Writing 101 Day 8 encourages us to expand on a comment we have made either on our own or on another blog. This forces me to face my demons. Commenting is one of those things I find very hard to do. I find it difficult to join in conversations face to face, and had hoped that mixing and mingling on-line might be easier. But no, I still find it really hard to comment, and so I thought I’d use this space to explore why I feel this way and what I can do about it.
I’ve always found it hard to join in any sort of group conversation, even growing up I was labelled as being shy and my parents would excuse my behaviour by explaining I just liked to sit and observe. They were obviously embarrassed by my failure to join in at family get togethers. Most children are the opposite of what I was, they have no idea that they can be annoying by their constant questions and chit-chat. That is considered ‘normal’.
One of the photographs that sums me up is this one, taken at a cousin’s birthday party.
The other children are gathered around a game, I think it was ‘Pin the Tail on the Donkey’, they’re all joining in, eager to see what’s going on. Enjoying themselves. Like children should. And then there’s me. Biting my nail, looking back at my parents and pleading with my eyes for them to come and rescue me from this situation. They made me join in.

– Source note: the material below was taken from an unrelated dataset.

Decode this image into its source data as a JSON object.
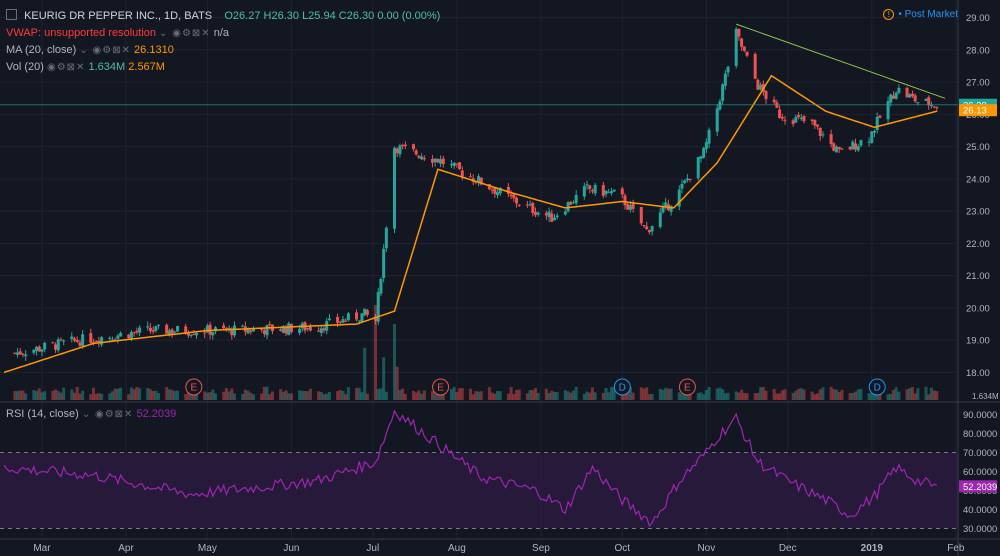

I’m aware it was my cousins party, and they couldn’t have done more to make me feel comfortable and loved and included. But that just wasn’t me. I didn’t know how to join in. Perhaps it was because I was an only child and had no experience of playing with others. I look at that picture and my heart goes out to that child that was me.
I’m still not a lot better today, preferring my own company. I know that I must irritate people by my inability to join in a conversation and ‘take part’. I’m a lot better than I was, for which I thank my fellow students at the University of Sussex during the foundation degree course and also Mark at the Goal Group, where I volunteered for a while. I thank you for your patience and persistence. It helped.
I find that what I need is an invitation to join in. I’m no good at just forcing my way into a conversation. I have things I’d like to say, but there is no opportunity to talk. Or to comment. No one asks me for my opinion. No one invites me in. I need a gap, so I can fill it.
All of which leaves me no nearer finding out why I’m like this and what I can do about it. The nearest I can come to doing something about it is to make friends one at a time and feel comfortable enough to make a valued, real comment on their blog. I feel I’m doing that a little, and if I keep going it might get easier.
As for why I’m like this? Why are any of us the way we are? I’m quiet. I don’t dominate conversations, I prefer to listen than talk.
And maybe, just maybe, that’s alright?